Na sua opinião, a Fed poderá aguentar até para além de 2024 porque o consumidor americano não é tão sensível às variações das taxas de juro a curto prazo. “A maior parte da dívida dos consumidores dos EUA é de taxa fixa com vencimentos longos. A das empresas é, em geral, de taxa fixa, e é sensível principalmente às taxas a cinco e dez anos. A dívida imobiliária comercial é sensível principalmente às taxas de juro a dez anos”, detalha George Brown.
Yields dos títulos do Tesouro americano a dez anos
Em contraste, assinala que, fora dos EUA, as taxas hipotecárias e ao consumo são reajustadas com muito mais frequência e as hipotecas a taxa variável são mais comuns. “Em consequência, o consumidor não americano é mais sensível às variações das taxas de juro oficiais. Os cortes são talvez mais necessários, visto que a tensão se tem feito sentir mais diretamente devido ao aumento das taxas dos bancos centrais não americanos”, acrescenta.
Inflação: fundamental para a estratégia dos bancos centrais
Olivier de Larouzière, CIO de Obrigações na BNP Paribas AM, salienta algo importante a ter muito tem conta neste novo ciclo económico pós-taxas zero e que junta americanos e europeus: “Os bancos centrais preferem que as suas economias tenham alguma inflação, visto que esta contribui para manter a rentabilidade das empresas, permite uma curva de yields normal com inclinação positiva e oferece maior flexibilidade no momento de gerir a economia. Os últimos dez anos foram complicados para os responsáveis da política monetária”.
Na sua opinião, a maioria desses bancos centrais não deseja voltar a um período de taxas negativas. De facto, considera que têm os seus motivos para manter a inflação num nível mais elevado do que no que tiveram na última década. Uma das consequências deste desejo partilhado pelas autoridades monetárias é uma divergência sustentada (como a observada entre 2015 e 2018) “parecer pouco provável, visto que a Era de inflação ultrabaixa na zona euro parece ter ficado para trás”, aponta Martin van Vliet da Robeco.

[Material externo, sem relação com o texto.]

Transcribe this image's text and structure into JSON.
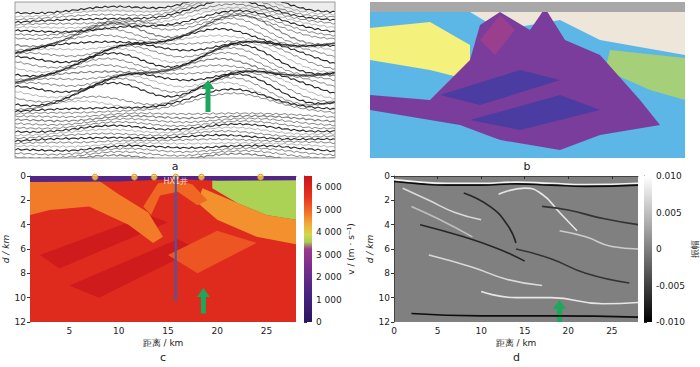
{
  "panels": [
    {
      "label": "a"
    },
    {
      "label": "b"
    }
  ],
  "chart_data": [
    {
      "type": "velocity_model",
      "label": "c",
      "xlabel": "距离 / km",
      "ylabel": "d / km",
      "xlim": [
        1,
        28
      ],
      "xticks": [
        5,
        10,
        15,
        20,
        25
      ],
      "ylim": [
        0,
        12
      ],
      "yticks": [
        0,
        2,
        4,
        6,
        8,
        10,
        12
      ],
      "colorbar": {
        "label": "v / (m · s⁻¹)",
        "range": [
          0,
          6500
        ],
        "ticks": [
          0,
          {
            "value": 1000,
            "label": "1 000"
          },
          {
            "value": 2000,
            "label": "2 000"
          },
          {
            "value": 3000,
            "label": "3 000"
          },
          {
            "value": 4000,
            "label": "4 000"
          },
          {
            "value": 5000,
            "label": "5 000"
          },
          {
            "value": 6000,
            "label": "6 000"
          }
        ]
      },
      "layers": [
        {
          "v": 5800,
          "polygon": [
            [
              1,
              0
            ],
            [
              28,
              0
            ],
            [
              28,
              12
            ],
            [
              1,
              12
            ]
          ]
        },
        {
          "v": 6300,
          "polygon": [
            [
              2,
              6.5
            ],
            [
              13,
              3.2
            ],
            [
              15,
              3.8
            ],
            [
              4,
              7.6
            ]
          ]
        },
        {
          "v": 6300,
          "polygon": [
            [
              5,
              9
            ],
            [
              16,
              5.2
            ],
            [
              18,
              6
            ],
            [
              8,
              10
            ]
          ]
        },
        {
          "v": 5200,
          "polygon": [
            [
              15,
              6.5
            ],
            [
              20,
              4.5
            ],
            [
              24,
              5.5
            ],
            [
              18,
              8
            ]
          ]
        },
        {
          "v": 4800,
          "polygon": [
            [
              1,
              0.4
            ],
            [
              8,
              0.4
            ],
            [
              10,
              1.5
            ],
            [
              13,
              3
            ],
            [
              14.5,
              5
            ],
            [
              13.5,
              5.5
            ],
            [
              11,
              4
            ],
            [
              7,
              2.5
            ],
            [
              3,
              2.8
            ],
            [
              1,
              3.2
            ]
          ]
        },
        {
          "v": 4600,
          "polygon": [
            [
              18.5,
              1
            ],
            [
              22,
              2.2
            ],
            [
              25,
              3.2
            ],
            [
              28,
              3.6
            ],
            [
              28,
              5.6
            ],
            [
              24,
              5
            ],
            [
              20,
              3.6
            ],
            [
              18,
              2.2
            ]
          ]
        },
        {
          "v": 3600,
          "polygon": [
            [
              19.5,
              0.3
            ],
            [
              28,
              0.3
            ],
            [
              28,
              3.6
            ],
            [
              25,
              3.2
            ],
            [
              22,
              2.2
            ],
            [
              19.5,
              1
            ]
          ]
        },
        {
          "v": 5000,
          "polygon": [
            [
              12.5,
              2.5
            ],
            [
              14,
              0.6
            ],
            [
              16,
              0.4
            ],
            [
              17.5,
              0.7
            ],
            [
              19,
              2
            ],
            [
              18,
              2.4
            ],
            [
              16,
              1.3
            ],
            [
              14.2,
              1.6
            ],
            [
              13.3,
              3.2
            ]
          ]
        },
        {
          "v": 1500,
          "polygon": [
            [
              1,
              0
            ],
            [
              28,
              0
            ],
            [
              28,
              0.35
            ],
            [
              20,
              0.4
            ],
            [
              15.8,
              0.25
            ],
            [
              10,
              0.45
            ],
            [
              1,
              0.5
            ]
          ]
        }
      ],
      "well": {
        "name": "HX1井",
        "x": 15.8,
        "d": [
          0,
          10.3
        ],
        "color": "#3b5cb0"
      },
      "stations": {
        "x": [
          7.6,
          11.6,
          13.6,
          15.8,
          18.4,
          24.4
        ],
        "d": 0.1,
        "color": "#f2d64b"
      },
      "arrow": {
        "x": 18.6,
        "d": [
          11.3,
          9.2
        ],
        "color": "#1aa85a"
      }
    },
    {
      "type": "synthetic_seismogram",
      "label": "d",
      "xlabel": "距离 / km",
      "ylabel": "d / km",
      "xlim": [
        0,
        28
      ],
      "xticks": [
        0,
        5,
        10,
        15,
        20,
        25
      ],
      "ylim": [
        0,
        12
      ],
      "yticks": [
        0,
        2,
        4,
        6,
        8,
        10,
        12
      ],
      "colorbar": {
        "label": "振幅",
        "range": [
          -0.01,
          0.01
        ],
        "ticks": [
          {
            "value": -0.01,
            "label": "-0.010"
          },
          {
            "value": -0.005,
            "label": "-0.005"
          },
          0,
          {
            "value": 0.005,
            "label": "0.005"
          },
          {
            "value": 0.01,
            "label": "0.010"
          }
        ]
      },
      "reflectors": [
        {
          "amplitude": 0.009,
          "points": [
            [
              0,
              0.3
            ],
            [
              3,
              0.5
            ],
            [
              6,
              0.6
            ],
            [
              10,
              0.6
            ],
            [
              14,
              0.5
            ],
            [
              18,
              0.6
            ],
            [
              22,
              0.7
            ],
            [
              28,
              0.6
            ]
          ]
        },
        {
          "amplitude": -0.009,
          "points": [
            [
              0,
              0.45
            ],
            [
              3,
              0.65
            ],
            [
              6,
              0.75
            ],
            [
              10,
              0.75
            ],
            [
              14,
              0.65
            ],
            [
              18,
              0.75
            ],
            [
              22,
              0.85
            ],
            [
              28,
              0.75
            ]
          ]
        },
        {
          "amplitude": 0.007,
          "points": [
            [
              1,
              1
            ],
            [
              4,
              2
            ],
            [
              7,
              3
            ],
            [
              10,
              3.6
            ]
          ]
        },
        {
          "amplitude": -0.007,
          "points": [
            [
              8,
              1.4
            ],
            [
              11,
              2.5
            ],
            [
              13,
              4
            ],
            [
              14,
              5.5
            ]
          ]
        },
        {
          "amplitude": 0.008,
          "points": [
            [
              12,
              1.5
            ],
            [
              15,
              1
            ],
            [
              17,
              1.5
            ],
            [
              19,
              3
            ],
            [
              21,
              4.5
            ]
          ]
        },
        {
          "amplitude": -0.006,
          "points": [
            [
              17,
              2.5
            ],
            [
              20,
              2.8
            ],
            [
              24,
              3.5
            ],
            [
              28,
              4
            ]
          ]
        },
        {
          "amplitude": 0.006,
          "points": [
            [
              19,
              4.5
            ],
            [
              22,
              5
            ],
            [
              25,
              5.8
            ],
            [
              28,
              6
            ]
          ]
        },
        {
          "amplitude": -0.007,
          "points": [
            [
              3,
              4
            ],
            [
              8,
              5
            ],
            [
              12,
              6
            ],
            [
              15,
              7
            ]
          ]
        },
        {
          "amplitude": 0.007,
          "points": [
            [
              4,
              6.5
            ],
            [
              9,
              7.5
            ],
            [
              13,
              8.5
            ],
            [
              17,
              9
            ]
          ]
        },
        {
          "amplitude": -0.006,
          "points": [
            [
              14,
              6
            ],
            [
              18,
              6.8
            ],
            [
              22,
              8
            ],
            [
              27,
              8.8
            ]
          ]
        },
        {
          "amplitude": 0.008,
          "points": [
            [
              10,
              9.5
            ],
            [
              14,
              10
            ],
            [
              18,
              10
            ],
            [
              24,
              10.5
            ],
            [
              28,
              10.4
            ]
          ]
        },
        {
          "amplitude": -0.009,
          "points": [
            [
              2,
              11.3
            ],
            [
              10,
              11.5
            ],
            [
              18,
              11.5
            ],
            [
              28,
              11.6
            ]
          ]
        },
        {
          "amplitude": 0.005,
          "points": [
            [
              2,
              2.5
            ],
            [
              5,
              3.5
            ],
            [
              9,
              5
            ]
          ]
        }
      ],
      "arrow": {
        "x": 19,
        "d": [
          12,
          10.2
        ],
        "color": "#1aa85a"
      }
    }
  ]
}
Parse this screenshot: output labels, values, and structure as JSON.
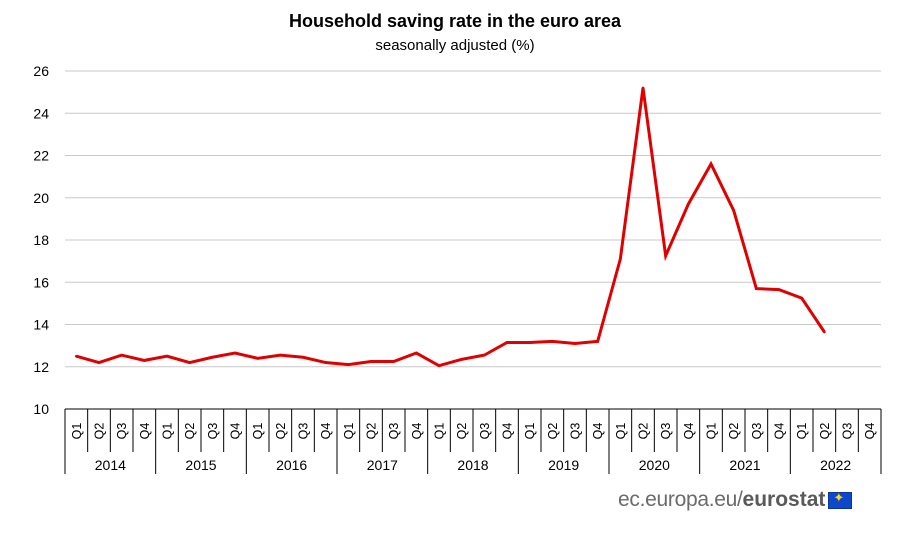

Obrigações europeias para combater a queda
Quanto ao reflexo nas carteiras desta ausência de coordenação monetária, embora seja temporária, predomina uma preferência pela curva europeia. Para Brice Perin, co-head de Multiativos e Retorno Absoluto da LBP AM, grupo a que a LFDE pertence, “se as yields europeias caírem mais rapidamente do que as americanas, tal fará com que o mercado de obrigações do velho continente seja mais atrativo nos próximos meses”.
Considera também que se vão criar “oportunidades nas inclinações das curvas de yields, com uma inclinação ascendente mais atrativa no lado europeu”. Além disso, o crédito neste lado do Atlântico “também beneficia de margens mais amplas, o que reforça o seu posicionamento”.
Neste sentido manifesta-se também Phil Gronniger, gestor de carteira das estratégias Balanced e de Obrigações da Janus Henderson Investors. “Uma maior exposição às taxas não americanas pode ser benéfica. Consideramos a Europa relativamente atrativa dada a trajetória mais clara para taxas mais baixas, enquanto a dívida dos mercados emergentes também parece atrativa devido à margem para uma maior flexibilização da política monetária”.
Martin Van Vliet, da Robeco, também considera fazer sentido ser um pouco mais construtivo em obrigações do governo da zona euro em comparação com as do Tesouro dos EUA. “Além disso, dado que a inversão da curva de yields pode ser um bom indicador da postura da política monetária (curva invertida, política monetária restritiva e vice-versa), não será surpreendente se as curvas de yields europeias se inclinarem um pouco mais do que as dos EUA”.